Girl #1: Yeah, that was me yesterday. So I bought some. (pulls bottle of vitamin b‑12 from her purse)

St. John’s
Newfoundland
Canadia

Overheard by: Mel


Stephen Suffers From Aphasians

Girl to guy, after long moment of intense pondering: Yeah, I think Chinese accents are definitely funnier than mental illness.

Vancouver
Canadia

Overheard by: Twinla Archnemekiss


Life Was Much Simpler in College

Dude to friend, entering bar: Don’t worry about a thing.
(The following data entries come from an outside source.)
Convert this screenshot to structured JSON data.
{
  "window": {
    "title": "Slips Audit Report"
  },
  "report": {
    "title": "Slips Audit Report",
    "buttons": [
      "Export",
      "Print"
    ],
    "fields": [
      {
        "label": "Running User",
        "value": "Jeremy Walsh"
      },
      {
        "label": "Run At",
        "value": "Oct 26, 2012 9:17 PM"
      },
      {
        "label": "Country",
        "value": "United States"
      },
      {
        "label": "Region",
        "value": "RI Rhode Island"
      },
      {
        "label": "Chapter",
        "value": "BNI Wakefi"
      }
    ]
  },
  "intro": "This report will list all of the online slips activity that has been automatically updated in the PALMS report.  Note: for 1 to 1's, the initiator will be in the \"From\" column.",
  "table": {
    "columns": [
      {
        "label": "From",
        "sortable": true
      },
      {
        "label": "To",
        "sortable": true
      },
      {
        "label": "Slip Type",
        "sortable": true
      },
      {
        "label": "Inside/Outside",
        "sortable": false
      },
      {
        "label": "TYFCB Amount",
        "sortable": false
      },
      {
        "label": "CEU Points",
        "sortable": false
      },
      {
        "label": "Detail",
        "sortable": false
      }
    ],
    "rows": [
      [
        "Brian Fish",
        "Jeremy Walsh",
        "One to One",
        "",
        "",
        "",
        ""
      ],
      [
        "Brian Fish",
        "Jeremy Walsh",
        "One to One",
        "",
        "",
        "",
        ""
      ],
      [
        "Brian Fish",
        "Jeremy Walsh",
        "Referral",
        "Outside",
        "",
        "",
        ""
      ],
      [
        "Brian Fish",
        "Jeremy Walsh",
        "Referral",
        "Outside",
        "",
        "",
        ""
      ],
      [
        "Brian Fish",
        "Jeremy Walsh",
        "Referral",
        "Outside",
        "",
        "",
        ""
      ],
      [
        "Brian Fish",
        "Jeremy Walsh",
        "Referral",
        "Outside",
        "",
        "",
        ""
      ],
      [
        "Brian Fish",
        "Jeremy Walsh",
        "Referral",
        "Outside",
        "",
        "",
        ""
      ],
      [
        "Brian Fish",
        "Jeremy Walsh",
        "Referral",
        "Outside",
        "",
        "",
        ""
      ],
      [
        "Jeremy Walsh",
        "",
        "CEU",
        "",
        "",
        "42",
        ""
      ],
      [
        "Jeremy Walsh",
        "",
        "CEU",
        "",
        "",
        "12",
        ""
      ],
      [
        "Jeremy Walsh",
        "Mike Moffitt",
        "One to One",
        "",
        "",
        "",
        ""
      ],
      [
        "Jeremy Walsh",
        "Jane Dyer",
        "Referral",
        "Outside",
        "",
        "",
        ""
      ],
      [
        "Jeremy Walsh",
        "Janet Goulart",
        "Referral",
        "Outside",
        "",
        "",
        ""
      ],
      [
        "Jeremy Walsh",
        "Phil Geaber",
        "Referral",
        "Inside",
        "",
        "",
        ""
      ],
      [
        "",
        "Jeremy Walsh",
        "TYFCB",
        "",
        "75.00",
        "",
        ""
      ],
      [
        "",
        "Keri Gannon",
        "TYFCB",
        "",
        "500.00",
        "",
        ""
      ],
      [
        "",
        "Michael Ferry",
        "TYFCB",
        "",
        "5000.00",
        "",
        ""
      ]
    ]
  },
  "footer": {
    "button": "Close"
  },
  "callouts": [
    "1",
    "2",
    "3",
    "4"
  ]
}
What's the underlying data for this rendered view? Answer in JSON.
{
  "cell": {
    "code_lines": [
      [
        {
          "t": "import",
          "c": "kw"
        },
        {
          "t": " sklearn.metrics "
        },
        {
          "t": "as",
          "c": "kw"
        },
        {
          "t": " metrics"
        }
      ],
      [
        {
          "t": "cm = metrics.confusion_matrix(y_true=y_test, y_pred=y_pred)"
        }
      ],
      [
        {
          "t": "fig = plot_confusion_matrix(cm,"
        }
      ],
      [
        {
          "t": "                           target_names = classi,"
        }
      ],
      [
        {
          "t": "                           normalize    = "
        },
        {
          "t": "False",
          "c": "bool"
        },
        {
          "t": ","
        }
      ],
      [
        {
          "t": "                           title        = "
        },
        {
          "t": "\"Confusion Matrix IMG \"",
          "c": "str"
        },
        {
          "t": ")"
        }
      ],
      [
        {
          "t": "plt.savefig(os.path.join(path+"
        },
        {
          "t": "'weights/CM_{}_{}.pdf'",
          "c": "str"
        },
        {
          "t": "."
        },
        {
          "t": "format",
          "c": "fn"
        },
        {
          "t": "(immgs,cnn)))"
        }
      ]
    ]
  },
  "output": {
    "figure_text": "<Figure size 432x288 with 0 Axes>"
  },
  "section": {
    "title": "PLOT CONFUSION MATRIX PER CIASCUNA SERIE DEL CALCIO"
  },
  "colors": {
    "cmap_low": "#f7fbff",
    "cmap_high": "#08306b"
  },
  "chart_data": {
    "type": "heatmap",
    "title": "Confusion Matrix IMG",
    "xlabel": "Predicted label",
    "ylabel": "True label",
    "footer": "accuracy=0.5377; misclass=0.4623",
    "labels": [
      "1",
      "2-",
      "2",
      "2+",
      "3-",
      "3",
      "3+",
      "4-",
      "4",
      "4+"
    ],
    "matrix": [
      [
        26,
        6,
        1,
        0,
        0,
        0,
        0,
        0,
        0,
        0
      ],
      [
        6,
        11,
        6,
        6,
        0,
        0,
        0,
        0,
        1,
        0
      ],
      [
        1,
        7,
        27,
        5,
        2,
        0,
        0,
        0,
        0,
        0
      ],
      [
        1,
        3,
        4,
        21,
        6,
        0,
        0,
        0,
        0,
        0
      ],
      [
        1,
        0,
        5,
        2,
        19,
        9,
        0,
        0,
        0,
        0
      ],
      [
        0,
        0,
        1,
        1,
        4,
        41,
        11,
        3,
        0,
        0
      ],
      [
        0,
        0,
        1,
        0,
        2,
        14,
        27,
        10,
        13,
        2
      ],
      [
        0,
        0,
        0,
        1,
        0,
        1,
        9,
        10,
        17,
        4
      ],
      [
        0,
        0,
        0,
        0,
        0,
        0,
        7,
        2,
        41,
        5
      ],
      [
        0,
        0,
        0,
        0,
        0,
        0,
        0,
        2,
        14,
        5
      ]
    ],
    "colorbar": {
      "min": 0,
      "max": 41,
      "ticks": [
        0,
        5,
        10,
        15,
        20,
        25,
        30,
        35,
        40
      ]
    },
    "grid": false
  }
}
We’ll get you drunk, get you laid, and get you on a Fung Wah bus tomorrow morning.

Near Boston University Dorms
Boston, Massachusetts

Overheard by: Brian


Your Editors Prefer “Wide Gate to Paradise”

Guy, about the word “vagina”: It doesn’t roll off the tongue.
Girl: The British used the word “quim,” which originated from the Welsh… It means a hollow or a valley. (pause) The valley between her legs.
Guy: See, nobody wants a valley… Shoulda just called it a slit.
Girl, sarcastically: Or a hairline fracture.

Bayonne, New Jersey


…Senator.

Young scruffy guy, shouting at grey-haired guy walking nervously away: I sucked your dick! Give me my five dollars!

The Mission
San Francisco, California


Friends Don’t Let Friends Tutor Drunk

Girl #1: I need you to help me with my English homework.
Girl #2: Alright, what do you need help with?
Girl #1: I still can’t understand how you tell adjectives from adverbs.
Girl #2: Adverbs end in ‑ly, like “quickly,” “quietly,” and “quantity.”